All of lore.kernel.org
 help / color / mirror / Atom feed
From: Anthony Liguori <anthony@codemonkey.ws>
To: Sasha Levin <levinsasha928@gmail.com>
Cc: kvm@vger.kernel.org, Avi Kivity <avi@redhat.com>,
	Ingo Molnar <mingo@elte.hu>,
	Marcelo Tosatti <mtosatti@redhat.com>,
	"Michael S. Tsirkin" <mst@redhat.com>,
	Pekka Enberg <penberg@kernel.org>
Subject: Re: [PATCH 5/5] ioeventfd: Introduce KVM_IOEVENTFD_FLAG_SOCKET
Date: Tue, 19 Jul 2011 21:42:05 -0500	[thread overview]
Message-ID: <4E26407D.8040108@codemonkey.ws> (raw)
In-Reply-To: <1309927078-5983-5-git-send-email-levinsasha928@gmail.com>

On 07/05/2011 11:37 PM, Sasha Levin wrote:
> The new flag allows passing a connected socket instead of an
> eventfd to be notified of writes or reads to the specified memory region.
>
> Instead of signaling an event, On write - the value written to the memory
> region is written to the pipe.
> On read - a notification of the read is sent to the host, and a response
> is expected with the value to be 'read'.
>
> Using a socket instead of an eventfd is usefull when any value can be
> written to the memory region but we're interested in recieving the
> actual value instead of just a notification.
>
> A simple example for practical use is the serial port. we are not
> interested in an exit every time a char is written to the port, but
> we do need to know what was written so we could handle it on the guest.

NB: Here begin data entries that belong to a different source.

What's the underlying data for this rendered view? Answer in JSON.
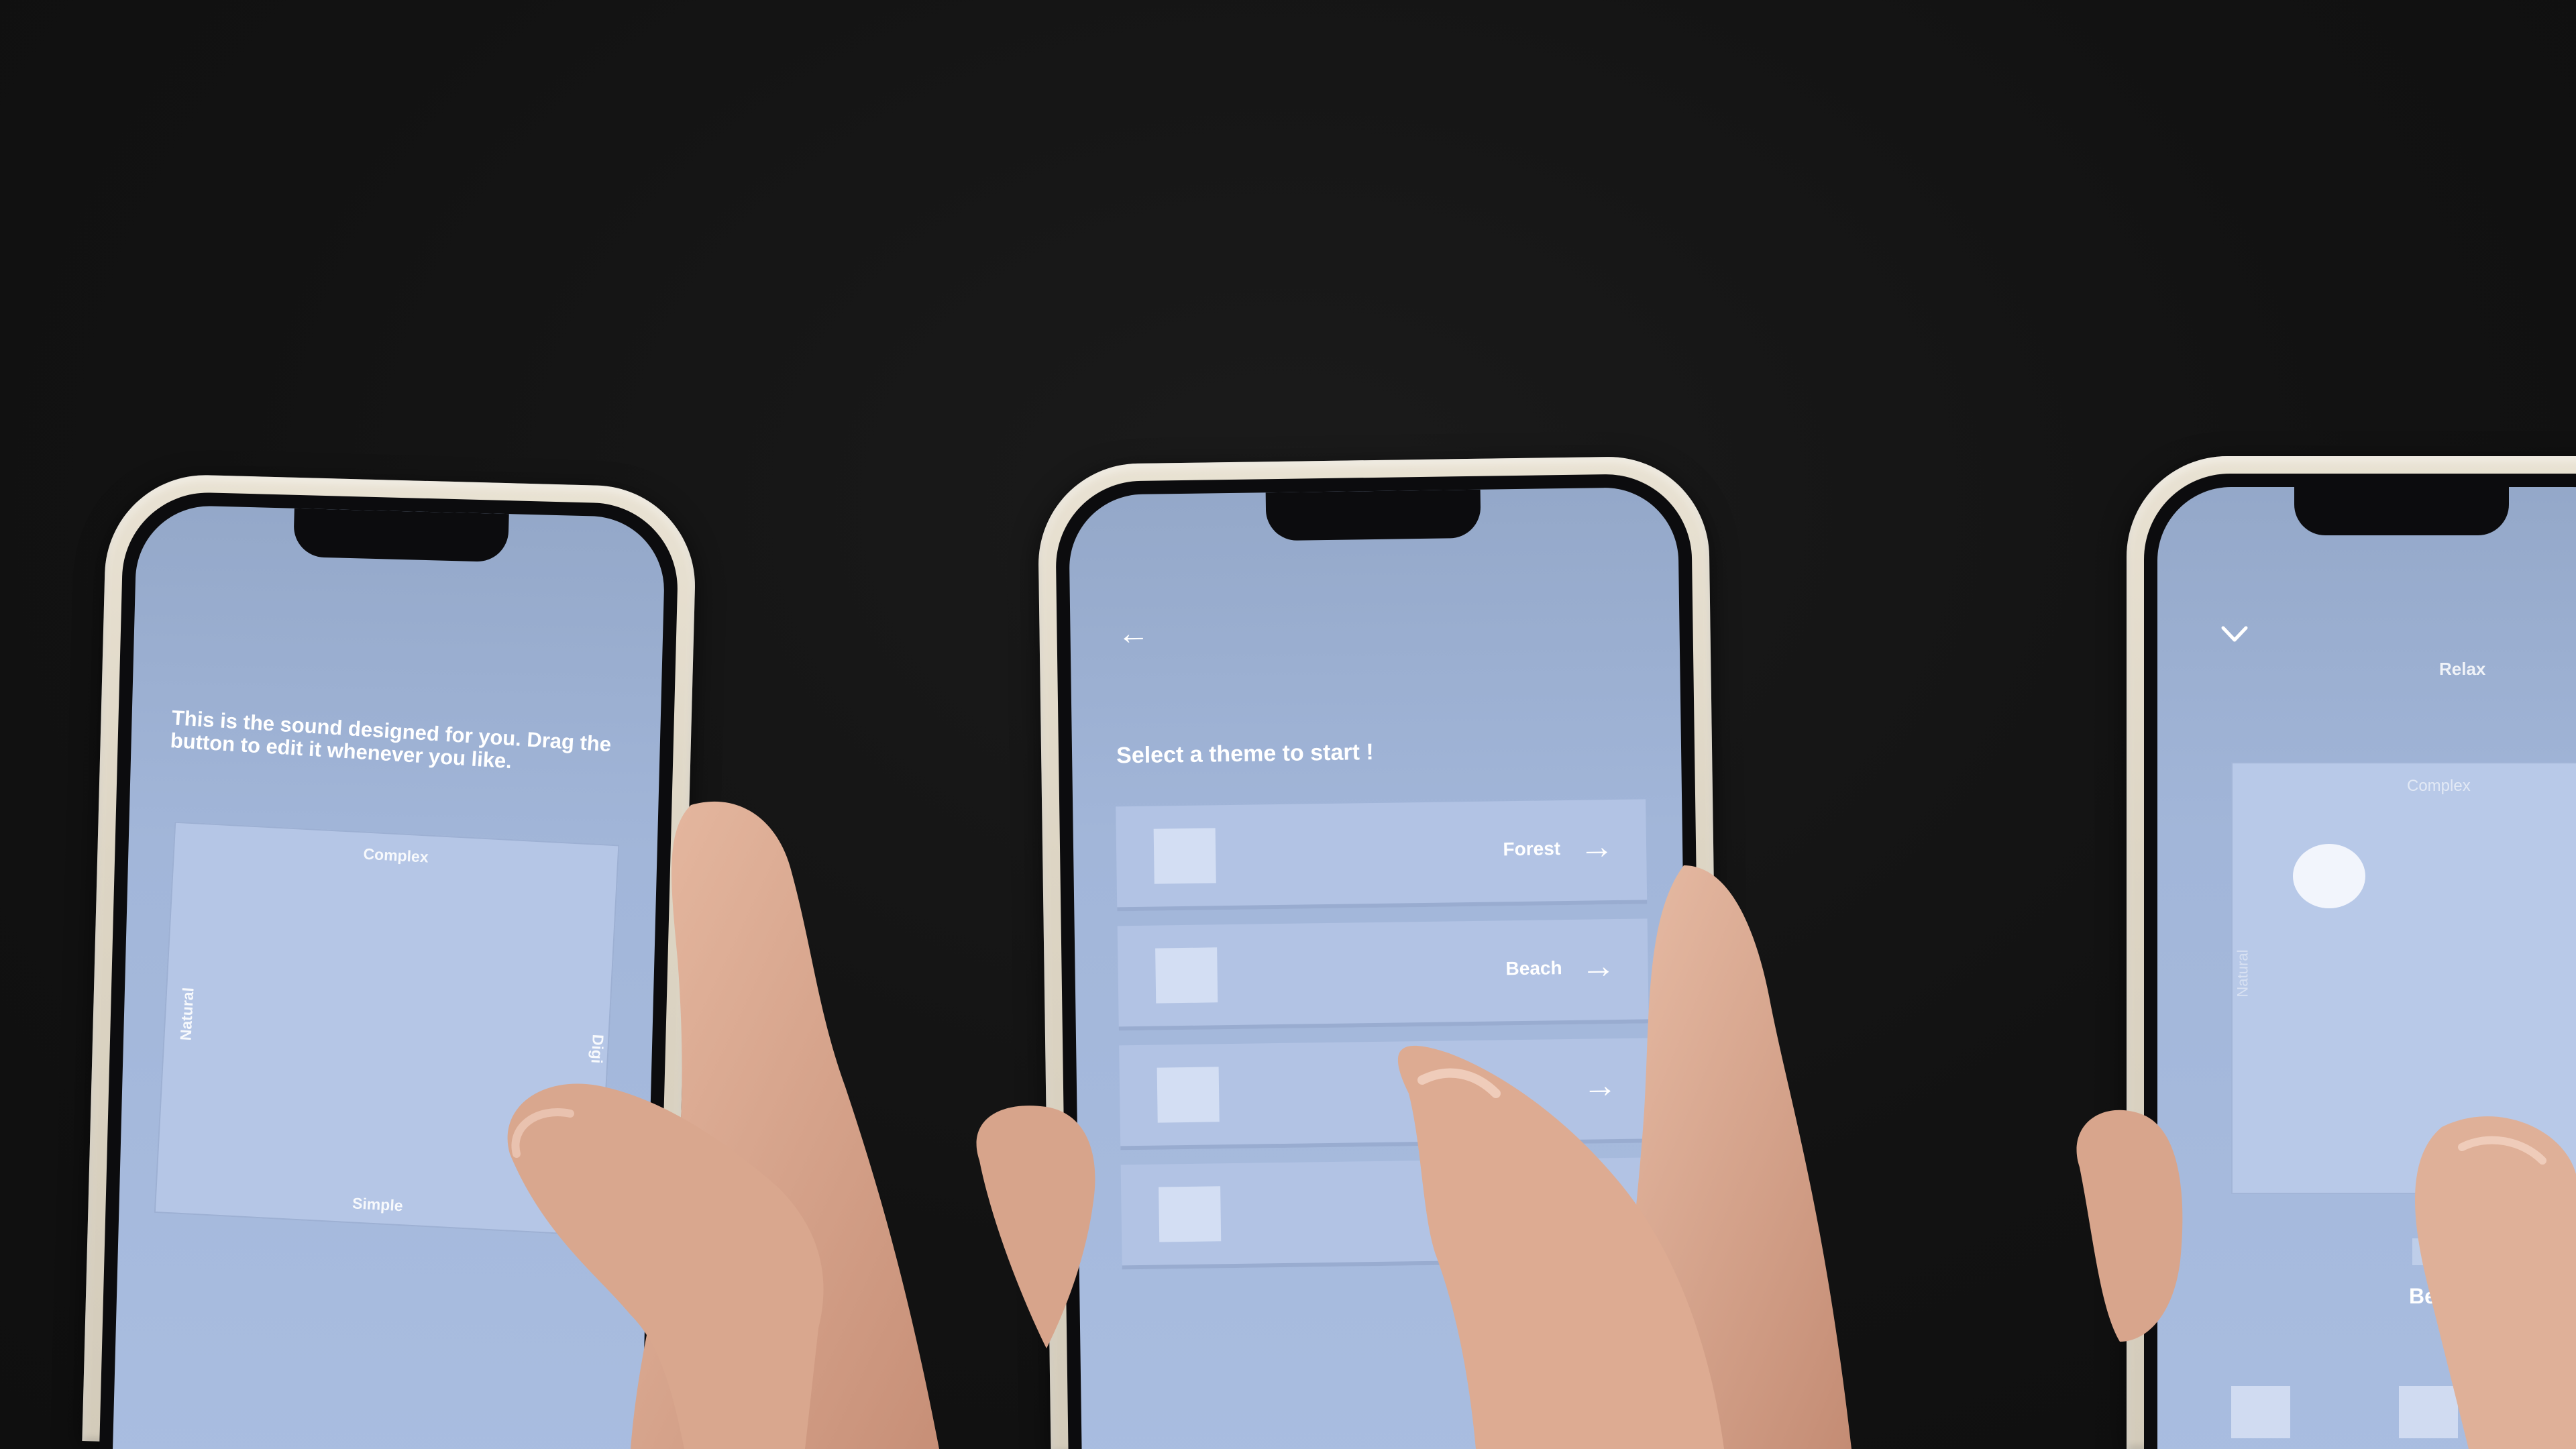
{
  "screen_sound": {
    "description": "This is the sound designed for you. Drag the button to edit it whenever you like.",
    "pad": {
      "top_label": "Complex",
      "bottom_label": "Simple",
      "left_label": "Natural",
      "right_label": "Digi"
    }
  },
  "screen_theme": {
    "back_icon": "arrow-left-icon",
    "title": "Select a theme to start !",
    "themes": [
      {
        "label": "Forest"
      },
      {
        "label": "Beach"
      },
      {
        "label": ""
      },
      {
        "label": ""
      }
    ]
  },
  "screen_relax": {
    "collapse_icon": "chevron-down-icon",
    "title": "Relax",
    "pad": {
      "top_label": "Complex",
      "left_label": "Natural"
    },
    "selected_theme": "Beac"
  },
  "colors": {
    "background": "#131313",
    "screen": "#a2b6d9",
    "phone_case": "#e2dbcb"
  }
}
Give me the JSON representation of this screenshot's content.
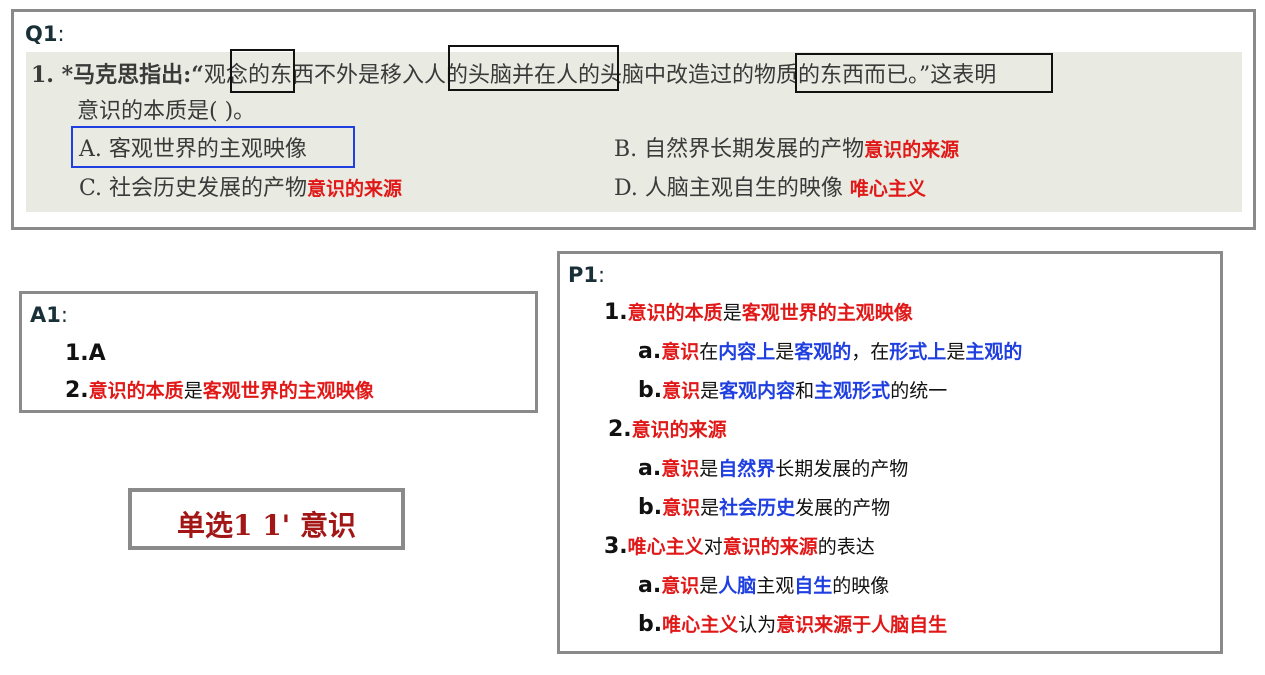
{
  "q1": {
    "label": "Q1",
    "colon": ":",
    "stem_line1_a": "1. *马克思指出:“",
    "stem_line1_b": "观念",
    "stem_line1_c": "的东西不外是",
    "stem_line1_d": "移入人的头脑",
    "stem_line1_e": "并在人的头脑中",
    "stem_line1_f": "改造过的物质的东西",
    "stem_line1_g": "而已。”这表明",
    "stem_line2": "意识的本质是(      )。",
    "option_a": "A. 客观世界的主观映像",
    "option_b": "B. 自然界长期发展的产物",
    "option_b_note": "意识的来源",
    "option_c": "C. 社会历史发展的产物",
    "option_c_note": "意识的来源",
    "option_d": "D. 人脑主观自生的映像",
    "option_d_note": "唯心主义"
  },
  "a1": {
    "label": "A1",
    "colon": ":",
    "item1": "1.A",
    "item2_num": "2.",
    "item2_red": "意识的本质",
    "item2_mid": "是",
    "item2_red2": "客观世界的主观映像"
  },
  "tag": {
    "text": "单选1 1' 意识"
  },
  "p1": {
    "label": "P1",
    "colon": ":",
    "l1_num": "1.",
    "l1_r1": "意识的本质",
    "l1_k1": "是",
    "l1_r2": "客观世界的主观映像",
    "l2_num": "a.",
    "l2_r1": "意识",
    "l2_k1": "在",
    "l2_b1": "内容上",
    "l2_k2": "是",
    "l2_b2": "客观的",
    "l2_k3": "，在",
    "l2_b3": "形式上",
    "l2_k4": "是",
    "l2_b4": "主观的",
    "l3_num": "b.",
    "l3_r1": "意识",
    "l3_k1": "是",
    "l3_b1": "客观内容",
    "l3_k2": "和",
    "l3_b2": "主观形式",
    "l3_k3": "的统一",
    "l4_num": "2.",
    "l4_r1": "意识的来源",
    "l5_num": "a.",
    "l5_r1": "意识",
    "l5_k1": "是",
    "l5_b1": "自然界",
    "l5_k2": "长期发展的产物",
    "l6_num": "b.",
    "l6_r1": "意识",
    "l6_k1": "是",
    "l6_b1": "社会历史",
    "l6_k2": "发展的产物",
    "l7_num": "3.",
    "l7_r1": "唯心主义",
    "l7_k1": "对",
    "l7_r2": "意识的来源",
    "l7_k2": "的表达",
    "l8_num": "a.",
    "l8_r1": "意识",
    "l8_k1": "是",
    "l8_b1": "人脑",
    "l8_k2": "主观",
    "l8_b2": "自生",
    "l8_k3": "的映像",
    "l9_num": "b.",
    "l9_r1": "唯心主义",
    "l9_k1": "认为",
    "l9_r2": "意识来源于人脑自生"
  },
  "colors": {
    "red": "#e11818",
    "blue": "#1f3fe0",
    "border": "#8a8a8a",
    "tag": "#a31616"
  }
}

I suspect a normal uart is a bad use case for this.

The THR can only hold a single value, a guest is not supposed to write 
to the THR again until the THRE flag in the LSR is set which indicates 
that the THR is empty.

In fact, when THRE is raised, the device emulation should raise an 
interrupt and that's what should trigger the guest to write another 
value to the THR.

So in practice, I don't see how it would work without relying on some 
specific behavior of the current Linux uart guest code.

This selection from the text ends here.